Friday, January 21, 2011
Heart talk ♥
It's been 3 years....yes, 3 years since we got the news about Lilyann. You can read about it here. But here's the condensed version. Lily was 7 weeks old and not eating at all. She cried almost all the time. We took her in thinking maybe she had some stomach issues. Her stomach was fine. It was her heart. She had a murmur. I was clueless as to what was going on..and after the appointment, I called my mom and absolutely broke down. They told me she had a hole in her heart, and they wanted to do an echo. I had no idea what any of this meant. The terms were so foreign to me.
We went to the echo at the hospital and within 24 hours we were scheduled to see a heart specialist in Dallas. It was all happening so fast. The severity of it hit me. The pediatric heart specialist educated us on Lily's condition. She had a Ventricular Septal Defect (VSD) and it was effecting her body's way of burning calories. Lily was burning them faster than her body could take them in..causing her to sleep more and eat less. She was 7 lbs 1 oz at birth and 7 weeks later she had only gained 15 oz.
After this initial visit, we were put on a once a week weight check up with Lily's pediatrician. We had concentrated her formula to offer her more calories with each swallow. Lily was still only taking in about 10 oz in a 24 hour period...for a newborn, that is not at all good.
2 1/2 months later, Lily had open heart surgery to repair the hole in her heart. Leading up to the surgery, she was hospitalized and on a feeding tube. But about 2 days after surgery, she was taking a bottle and finishing it. And now, 3 years after her diagnosis, she is a growing "always eating" little girl.
I hear heart terminology now and I am (in most cases) fully aware of what is happening and what is going on. Lily's story has helped a few mommies that I know and I'm sure many others. It is all about awareness. Coming up in February, the week of Valentine's Day, that week has been set aside for Congenital Heart Defect Awareness. People will share their stories about themselves, their kids, and others...about how CHDs have effected their lives.
CHDs are all around us...I have 2 friends that are experiencing this right now. One had a child with a CHD...thankfully, theirs is being watched and has a possibility of closing on it's own. Another is hearing all this CHD information about the baby she is carrying. I think of her daily and try to imagine how that would be...knowing as soon as your baby arrives, surgery, doctor checkups, everything will happen at once. It makes me want to be right there for her...hold her hand through each Fetal Echocardigram...just offer the hug you need when you think your world is crashing down around you.
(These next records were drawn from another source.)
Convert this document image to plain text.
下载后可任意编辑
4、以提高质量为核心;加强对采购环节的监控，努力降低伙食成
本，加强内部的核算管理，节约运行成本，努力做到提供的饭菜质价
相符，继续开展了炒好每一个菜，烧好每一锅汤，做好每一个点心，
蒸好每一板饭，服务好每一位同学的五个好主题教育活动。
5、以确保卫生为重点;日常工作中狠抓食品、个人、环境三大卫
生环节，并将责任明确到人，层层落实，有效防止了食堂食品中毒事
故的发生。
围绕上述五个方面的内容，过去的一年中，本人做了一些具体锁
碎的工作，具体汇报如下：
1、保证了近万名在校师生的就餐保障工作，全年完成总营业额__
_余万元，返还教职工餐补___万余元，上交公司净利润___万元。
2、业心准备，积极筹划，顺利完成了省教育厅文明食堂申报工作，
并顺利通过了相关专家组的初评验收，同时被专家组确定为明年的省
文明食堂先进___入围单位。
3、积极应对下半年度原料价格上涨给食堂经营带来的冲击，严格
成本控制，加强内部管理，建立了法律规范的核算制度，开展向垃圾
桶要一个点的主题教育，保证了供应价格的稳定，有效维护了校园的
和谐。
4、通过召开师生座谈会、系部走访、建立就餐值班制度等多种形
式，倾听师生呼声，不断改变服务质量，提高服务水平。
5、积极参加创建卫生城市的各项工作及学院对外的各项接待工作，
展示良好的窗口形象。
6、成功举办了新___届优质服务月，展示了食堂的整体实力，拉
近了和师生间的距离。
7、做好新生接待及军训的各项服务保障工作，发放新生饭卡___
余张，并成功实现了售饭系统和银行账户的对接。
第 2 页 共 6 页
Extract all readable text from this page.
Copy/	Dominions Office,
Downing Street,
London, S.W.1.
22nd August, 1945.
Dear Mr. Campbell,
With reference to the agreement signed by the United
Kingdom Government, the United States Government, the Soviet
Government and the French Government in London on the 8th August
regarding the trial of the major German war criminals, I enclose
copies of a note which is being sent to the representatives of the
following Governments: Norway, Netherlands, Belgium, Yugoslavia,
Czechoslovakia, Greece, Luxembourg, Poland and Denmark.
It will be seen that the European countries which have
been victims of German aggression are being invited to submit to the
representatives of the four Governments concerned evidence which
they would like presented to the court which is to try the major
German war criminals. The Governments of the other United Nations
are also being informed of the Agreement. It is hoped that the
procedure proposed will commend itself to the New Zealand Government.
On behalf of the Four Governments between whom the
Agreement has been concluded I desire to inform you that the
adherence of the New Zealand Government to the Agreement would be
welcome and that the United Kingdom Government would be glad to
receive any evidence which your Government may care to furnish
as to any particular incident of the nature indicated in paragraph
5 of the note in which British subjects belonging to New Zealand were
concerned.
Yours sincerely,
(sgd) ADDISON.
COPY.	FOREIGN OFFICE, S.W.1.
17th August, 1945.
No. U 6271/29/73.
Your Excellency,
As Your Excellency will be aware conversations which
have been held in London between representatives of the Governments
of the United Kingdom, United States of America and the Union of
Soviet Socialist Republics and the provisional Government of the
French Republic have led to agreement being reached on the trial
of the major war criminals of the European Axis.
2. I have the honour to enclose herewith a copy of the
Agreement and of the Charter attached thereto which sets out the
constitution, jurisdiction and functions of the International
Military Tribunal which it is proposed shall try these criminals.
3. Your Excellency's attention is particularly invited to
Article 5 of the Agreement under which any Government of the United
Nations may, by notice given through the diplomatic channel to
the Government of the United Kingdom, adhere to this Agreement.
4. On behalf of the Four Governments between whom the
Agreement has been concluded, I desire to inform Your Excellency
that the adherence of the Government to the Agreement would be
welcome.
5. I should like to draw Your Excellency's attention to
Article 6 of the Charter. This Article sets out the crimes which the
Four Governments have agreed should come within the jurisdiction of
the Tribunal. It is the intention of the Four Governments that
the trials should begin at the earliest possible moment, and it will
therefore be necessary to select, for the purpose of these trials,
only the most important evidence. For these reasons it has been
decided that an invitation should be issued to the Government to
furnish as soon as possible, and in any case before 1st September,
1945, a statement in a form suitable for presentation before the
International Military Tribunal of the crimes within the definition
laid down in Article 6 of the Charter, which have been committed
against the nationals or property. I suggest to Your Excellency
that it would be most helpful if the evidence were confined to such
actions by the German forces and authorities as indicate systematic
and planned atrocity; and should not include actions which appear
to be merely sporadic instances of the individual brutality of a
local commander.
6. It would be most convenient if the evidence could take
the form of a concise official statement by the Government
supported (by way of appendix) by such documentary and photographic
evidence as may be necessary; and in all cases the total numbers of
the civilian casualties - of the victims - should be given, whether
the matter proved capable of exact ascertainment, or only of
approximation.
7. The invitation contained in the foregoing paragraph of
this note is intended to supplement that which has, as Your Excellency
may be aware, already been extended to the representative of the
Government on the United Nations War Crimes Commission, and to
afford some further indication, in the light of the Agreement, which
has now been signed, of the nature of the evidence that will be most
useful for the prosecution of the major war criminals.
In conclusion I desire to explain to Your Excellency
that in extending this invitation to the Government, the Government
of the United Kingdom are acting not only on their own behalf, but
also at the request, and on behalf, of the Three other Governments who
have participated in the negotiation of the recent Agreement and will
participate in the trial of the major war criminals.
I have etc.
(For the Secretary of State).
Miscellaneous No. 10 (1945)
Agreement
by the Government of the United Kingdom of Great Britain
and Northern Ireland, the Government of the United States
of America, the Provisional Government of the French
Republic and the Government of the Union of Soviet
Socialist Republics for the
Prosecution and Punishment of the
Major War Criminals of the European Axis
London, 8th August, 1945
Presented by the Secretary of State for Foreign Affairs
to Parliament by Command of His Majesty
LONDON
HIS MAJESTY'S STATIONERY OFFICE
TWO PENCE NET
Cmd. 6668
All this comes to me as I read my facebook this morning, a new Mom-to-be "friended" me on Facebook a while ago. She was expecting a baby with a known CHD. He arrived on the 11Th of this month and earned his Angel wings yesterday during his open heart surgery. My heart goes out to this new mommy. But her son is no longer suffering, he is in a better place. My thoughts and prayers are with her and family during this difficult time.
If you have the time (which I know you do), say a little prayer for all the CHD babies, parents, families out there.